Ecco nel dettaglio come funziona. La Sicilia, permette a tutti coloro che hanno più di 16 anni di prenotare la somministrazione. La Lombardia consente di fissare l’appuntamento a chi ha dai 12 ai 29 anni. Il Veneto da oggi apre a tutti dai 12 ai 39 anni. La Toscana sta prendendo gli appuntamenti per i trentenni e la prossima settimana passerà ai ventenni. Intanto però permette di fissare il vaccino ai maturandi e a chi deve sposarsi. Il Piemonte sabato farà una “open night” per chi ha da 18 a 28 anni e intanto parte con le aziende, alle quali vuole far vaccinare 100mila lavoratori. L‘Emilia-Romagna sta sui quarantenni e dal 7 passa ai 12-19 anni, il 9 ai 39-35 e poi ogni due giorni scende di cinque anni. La Puglia dà il via libera ai diciottenni subito con l’obiettivo di permettere a tutte le classi di età di prenotarsi dal 15 giugno. La Campania è tra le Regioni che fanno prenotare i maturandi e si prepara a dare le dosi alle attività produttive, intanto fa prenotare gli over 30. Il Lazio parte oggi con la vaccinazione nelle aziende, mentre vanno avanti gli “open day” per gli over 18 con AstraZeneca ma non ha ancora aperto ad altre fasce d’età. Il Trentino apre le vaccinazioni agli over 40. Si comincia con coloro che sono nati fra il 1972 e il 1976, ovvero la fascia fra i 45 ed i 49. E da lunedì 7 giugno sera partiranno le prenotazioni anche per la fascia 40-44. La Calabria consente di prenotare ai ragazzi tra i 12 e i 15 anni così come la Lombardia, il Veneto e la Campania.
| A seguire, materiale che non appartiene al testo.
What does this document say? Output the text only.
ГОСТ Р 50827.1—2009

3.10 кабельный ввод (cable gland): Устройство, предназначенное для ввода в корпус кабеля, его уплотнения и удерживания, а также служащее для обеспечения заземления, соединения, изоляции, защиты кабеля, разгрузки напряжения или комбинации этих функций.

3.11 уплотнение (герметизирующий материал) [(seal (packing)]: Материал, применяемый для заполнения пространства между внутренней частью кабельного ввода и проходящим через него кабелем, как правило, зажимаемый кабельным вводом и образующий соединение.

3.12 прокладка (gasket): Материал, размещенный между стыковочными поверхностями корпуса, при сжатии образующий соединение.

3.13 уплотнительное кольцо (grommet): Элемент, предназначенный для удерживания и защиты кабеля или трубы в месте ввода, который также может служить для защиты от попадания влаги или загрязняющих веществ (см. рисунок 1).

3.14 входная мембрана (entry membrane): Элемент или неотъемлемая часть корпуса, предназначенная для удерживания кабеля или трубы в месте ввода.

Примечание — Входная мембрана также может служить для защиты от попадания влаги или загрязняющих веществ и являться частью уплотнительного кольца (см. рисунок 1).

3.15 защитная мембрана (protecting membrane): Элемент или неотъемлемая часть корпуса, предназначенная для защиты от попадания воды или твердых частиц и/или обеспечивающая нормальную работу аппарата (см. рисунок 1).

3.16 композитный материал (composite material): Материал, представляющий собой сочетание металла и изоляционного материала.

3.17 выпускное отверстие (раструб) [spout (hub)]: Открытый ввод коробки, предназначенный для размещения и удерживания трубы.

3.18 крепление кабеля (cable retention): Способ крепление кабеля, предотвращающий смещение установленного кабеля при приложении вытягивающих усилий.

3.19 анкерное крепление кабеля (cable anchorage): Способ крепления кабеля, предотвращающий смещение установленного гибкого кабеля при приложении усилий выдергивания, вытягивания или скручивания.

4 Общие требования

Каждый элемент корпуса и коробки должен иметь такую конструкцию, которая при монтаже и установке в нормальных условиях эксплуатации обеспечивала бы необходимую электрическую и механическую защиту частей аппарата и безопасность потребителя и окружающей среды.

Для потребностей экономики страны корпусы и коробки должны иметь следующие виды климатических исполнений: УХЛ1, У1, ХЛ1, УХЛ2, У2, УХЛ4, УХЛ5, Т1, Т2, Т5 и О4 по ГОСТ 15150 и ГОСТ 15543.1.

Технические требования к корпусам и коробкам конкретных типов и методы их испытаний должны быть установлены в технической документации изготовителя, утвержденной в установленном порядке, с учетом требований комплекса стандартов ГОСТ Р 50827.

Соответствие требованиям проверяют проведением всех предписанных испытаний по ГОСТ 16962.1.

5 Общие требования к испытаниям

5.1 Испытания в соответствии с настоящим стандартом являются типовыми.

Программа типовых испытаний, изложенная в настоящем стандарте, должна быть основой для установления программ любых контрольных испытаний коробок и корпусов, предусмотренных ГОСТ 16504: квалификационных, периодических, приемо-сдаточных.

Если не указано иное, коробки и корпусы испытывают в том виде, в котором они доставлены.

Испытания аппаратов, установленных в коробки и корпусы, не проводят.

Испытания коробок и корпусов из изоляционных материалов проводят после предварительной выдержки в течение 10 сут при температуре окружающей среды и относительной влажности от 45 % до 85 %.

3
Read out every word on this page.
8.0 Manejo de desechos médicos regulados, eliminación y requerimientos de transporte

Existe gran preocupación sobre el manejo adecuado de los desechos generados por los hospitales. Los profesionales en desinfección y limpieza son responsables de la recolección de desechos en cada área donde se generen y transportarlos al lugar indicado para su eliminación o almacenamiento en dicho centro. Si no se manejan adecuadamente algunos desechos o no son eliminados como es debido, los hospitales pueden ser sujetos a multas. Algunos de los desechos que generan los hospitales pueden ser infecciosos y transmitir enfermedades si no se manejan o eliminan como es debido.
“Se le consegne di vaccini anti Pfizer previste saranno sufficienti le prenotazioni per gli adolescenti dai 12 anni in Liguria partiranno entro 10 giorni a scaglioni”. Così il presidente della Regione Liguria Giovanni Toti ad Agorà su Rai 3. “La Liguria ogni settimana somministra tra il 97 e il 98% delle dosi consegnate, non è che se ora apro ai 12enni e gli dico di prenotare sul cellulare, ho un vaccino da fargli. Finché non arrivano le nuove scorte e non sappiamo quanti vaccini saranno consegnati tra giugno e luglio, non possiamo fare neanche una sensata agenda di prenotazione”.